= Z-Mill =

Type of rolling mill

Schematic of a Sendzimir Mill

The Z-Mill or Sendzimir Mill is a machine for rolling steels. Unlike a traditional rolling mill this 20-high cluster mill configuration utilizes cascaded supporting rolls to apply force on the small work rolls in the center. This allows the application of a higher roll pressure without bending the work rolls, which would result in poor metal quality. Thus very hard and elastic materials can be rolled.

An early version of a Sendzimir Mill, one with fewer back-up rollers, was installed in the Old Park Silver Mills in Sheffield, England. Its primary function was to roll sheet nickel silver for the city's renowned cutlery and flatware trades. The installation was frequently cited in the Metallurgy degree course at Sheffield University. The Old Park Mills held a key place in the Industrial Revolution. They were originally laid down by Joseph Hancock in 1762–65 to produce Old Sheffield Plate - a thinner layer of silver fused onto thicker copper was then rolled into sheets - for the emerging Sheffield silverware industry. As such, the factory was probably one of the first in the world solely producing a semi-manufacture for other businesses. The original Old Sheffield Plate, now much sought after by collectors, lasted for almost a century until it was superseded by electroplate technology in the mid-nineteenth century. Then the Old Park business switched to rolling nickel silver which, after manufacture, was electroplated.

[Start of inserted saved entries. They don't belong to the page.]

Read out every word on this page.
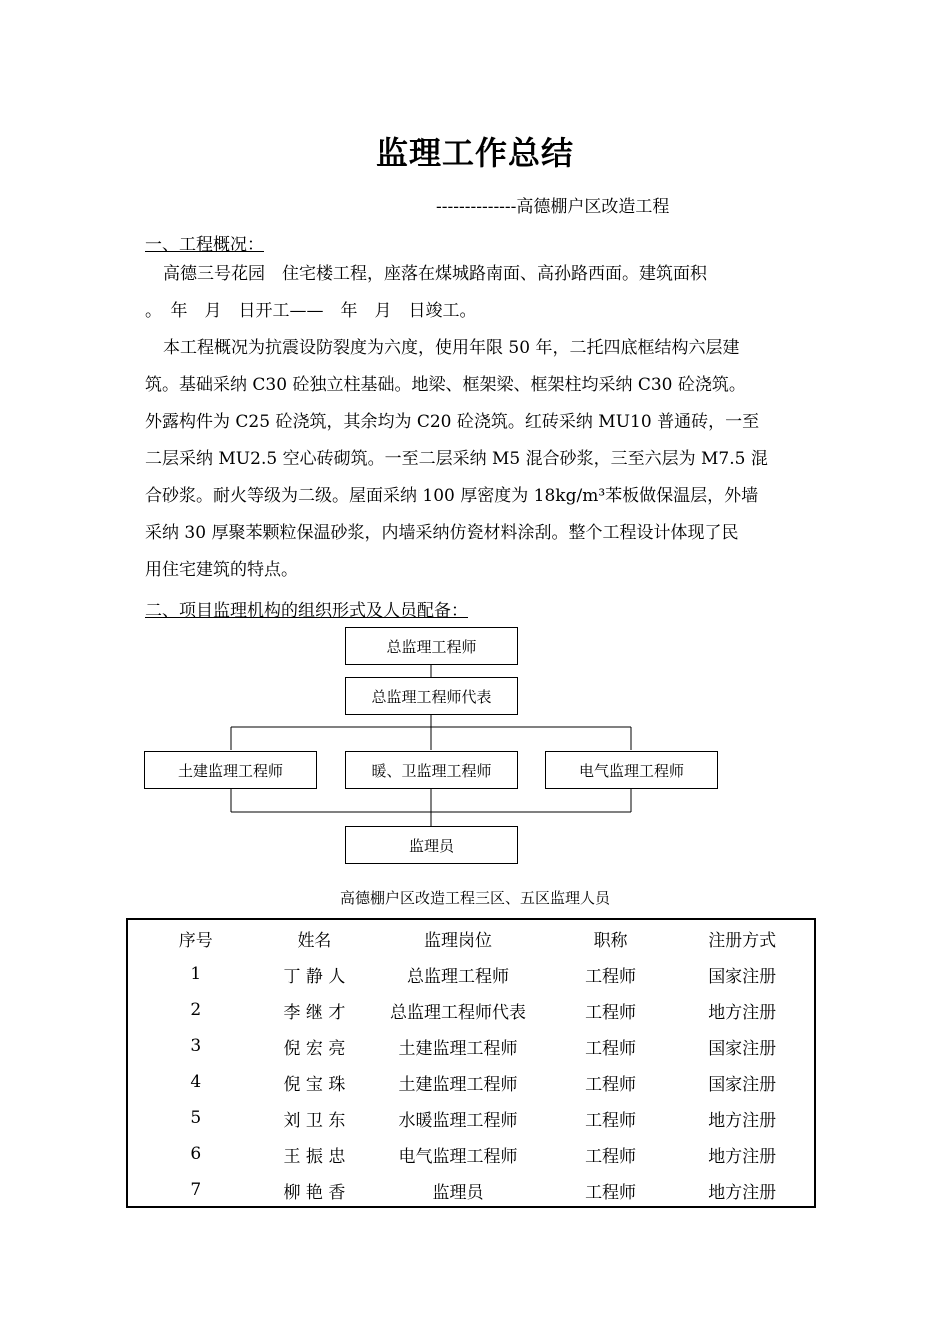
监理工作总结
--------------高德棚户区改造工程
一、工程概况：
高德三号花园　住宅楼工程，座落在煤城路南面、高孙路西面。建筑面积
。　年　月　日开工——　年　月　日竣工。
本工程概况为抗震设防裂度为六度，使用年限 50 年，二托四底框结构六层建
筑。基础采纳 C30 砼独立柱基础。地梁、框架梁、框架柱均采纳 C30 砼浇筑。
外露构件为 C25 砼浇筑，其余均为 C20 砼浇筑。红砖采纳 MU10 普通砖，一至
二层采纳 MU2.5 空心砖砌筑。一至二层采纳 M5 混合砂浆，三至六层为 M7.5 混
合砂浆。耐火等级为二级。屋面采纳 100 厚密度为 18kg/m³苯板做保温层，外墙
采纳 30 厚聚苯颗粒保温砂浆，内墙采纳仿瓷材料涂刮。整个工程设计体现了民
用住宅建筑的特点。
二、项目监理机构的组织形式及人员配备：
总监理工程师
总监理工程师代表
土建监理工程师	暖、卫监理工程师	电气监理工程师
监理员
高德棚户区改造工程三区、五区监理人员
序号	姓名	监理岗位	职称	注册方式
1	丁 静 人	总监理工程师	工程师	国家注册
2	李 继 才	总监理工程师代表	工程师	地方注册
3	倪 宏 亮	土建监理工程师	工程师	国家注册
4	倪 宝 珠	土建监理工程师	工程师	国家注册
5	刘 卫 东	水暖监理工程师	工程师	地方注册
6	王 振 忠	电气监理工程师	工程师	地方注册
7	柳 艳 香	监理员	工程师	地方注册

Details of the Old Park Silver Mills and the silverware industry are explained in Mary Walton's book "Sheffield : its Story and its Achievements", pp116–120. Although the book was published in 1948 by the "Sheffield Telegraph" it remains in indispensable source on the city's history.

== Development ==

The evolution to the current 20-High Cluster Sendzimir Mill from the early 12-High configuration was pioneered by Tadeusz Sendzimir in the early 1930s. The designs for the Sendzimir Mill were patented.